Vertica briefed me last month on its forthcoming Vertica 4.0 release. I think it’s fair to say that Vertica 4.0 is mainly a cleanup/catchup release, washing away some of the tradeoffs Vertica had previously made in support of its innovative DBMS architecture.
For starters, there’s a lot of new analytic functionality. This isn’t Aster/Netezza-style ambitious. Rather, there’s a lot more SQL-99 functionality, plus some time series extensions of the sort that financial services firms – an important market for Vertica – need and love. Vertica did suggest a couple of these time series extensions are innovative, but I haven’t yet gotten detail about those.
Perhaps even more important, Vertica is cleaning up a lot of its previous SQL optimization and execution weirdnesses. In no particular order, I was told:
- Vertica’s delete performance is up “literally” 30-100X, at least in the case of “large” deletes. Performance for “large” updates has been enhanced as well.
- Vertica has finally cleaned up all vestiges of its prior bias to star schemas. For example, Vertica concedes that its product previously would sometimes force a star execution plan that wasn’t really appropriate.
- It is no longer the case that you need to define projections before you load a table into Vertica. This is now fully automatic.

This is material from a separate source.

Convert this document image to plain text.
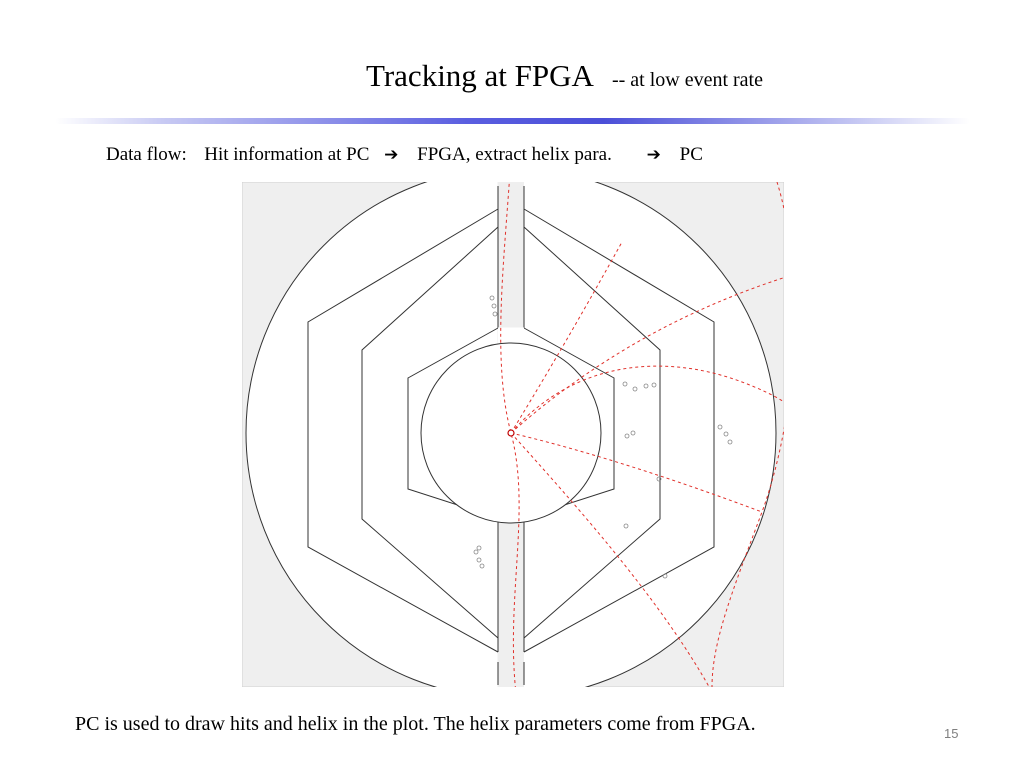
Tracking at FPGA -- at low event rate
Data flow: Hit information at PC ➔ FPGA, extract helix para. ➔ PC
PC is used to draw hits and helix in the plot. The helix parameters come from FPGA.	15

- Vertica 4.0 automatically redesigns the database when new nodes are added to the system.
- When a database designer does hand-tune projections – and there’s no shame in this still being a possibility in Vertica 4.0 – that hand-tuning is now pulled back into the automatic generation/recommendation/whatever wizards for further projections. I.e., there’s a kind of DBA round-trip engineering going on.
- Vertica used to require that tables being joined be identically “segmented” (I think this means distributed across joins). That is no longer the case in 4.0.
- In connection with this new-found flexibility, Vertica now supports full outer joins directly, rather than requiring the left outer join/right outer join/UNION kluge.
- The Vertica 4.0 optimizer is smarter than its predecessor about things like predicate pushdown into subqueries, or exploiting commonality between predicates and partition keys.
- There’s a fundamental change that I don’t understand very well in the Vertica execution engine basic unit of work. It sounds as if in the past all the disk-based data containers the query needed got opened at once and read into memory, whether or not there was enough RAM and CPU cores to handle them, and this problem has now been fixed.
- Vertica always seemed to say that you could query immediately on new data, because even if it hadn’t hit disk yet – the ROS (Read-Optimized Store) – it was available in memory – the WOS (Write-Optimized Store). And queries were in essence federated between the ROS and WOS. But apparently it’s a new feature in Vertica 4.0 that you can read totally fresh data without locking. I confess to not understanding this very well either. (It has something to do with what Vertica calls “Epochs”.)
- Temporary tables can now be created in Vertica on a local/session basis without any DDL. Make temporary tables easier and more performant is important for a variety of reasons:
- Microstrategy, Company V* et al. use lots of temp tables. E.g,, Company V on Vertica has 3000 permanent tables and 5-7000 temporary ones.
- Vertica rightly points out that temporary tables are also important for ELT (Extract/Load/Transform).
- Vertica further says that single-node OEMs such as security appliance vendors use lots of temp tables.
*Company V = one of the more prominent vertical-market application providers.
In other Vertica highlights:
- It sounds as if 4.0 is the first Vertica release with what I would regard as serious workload management.
- While Vertica has stored and retrieved Unicode since Vertica 3.5 or so, 4.0 will be the first Vertica release in which Unicode is sorted and collated properly.
- Stored-procedure-like functionality is still a future for Vertica.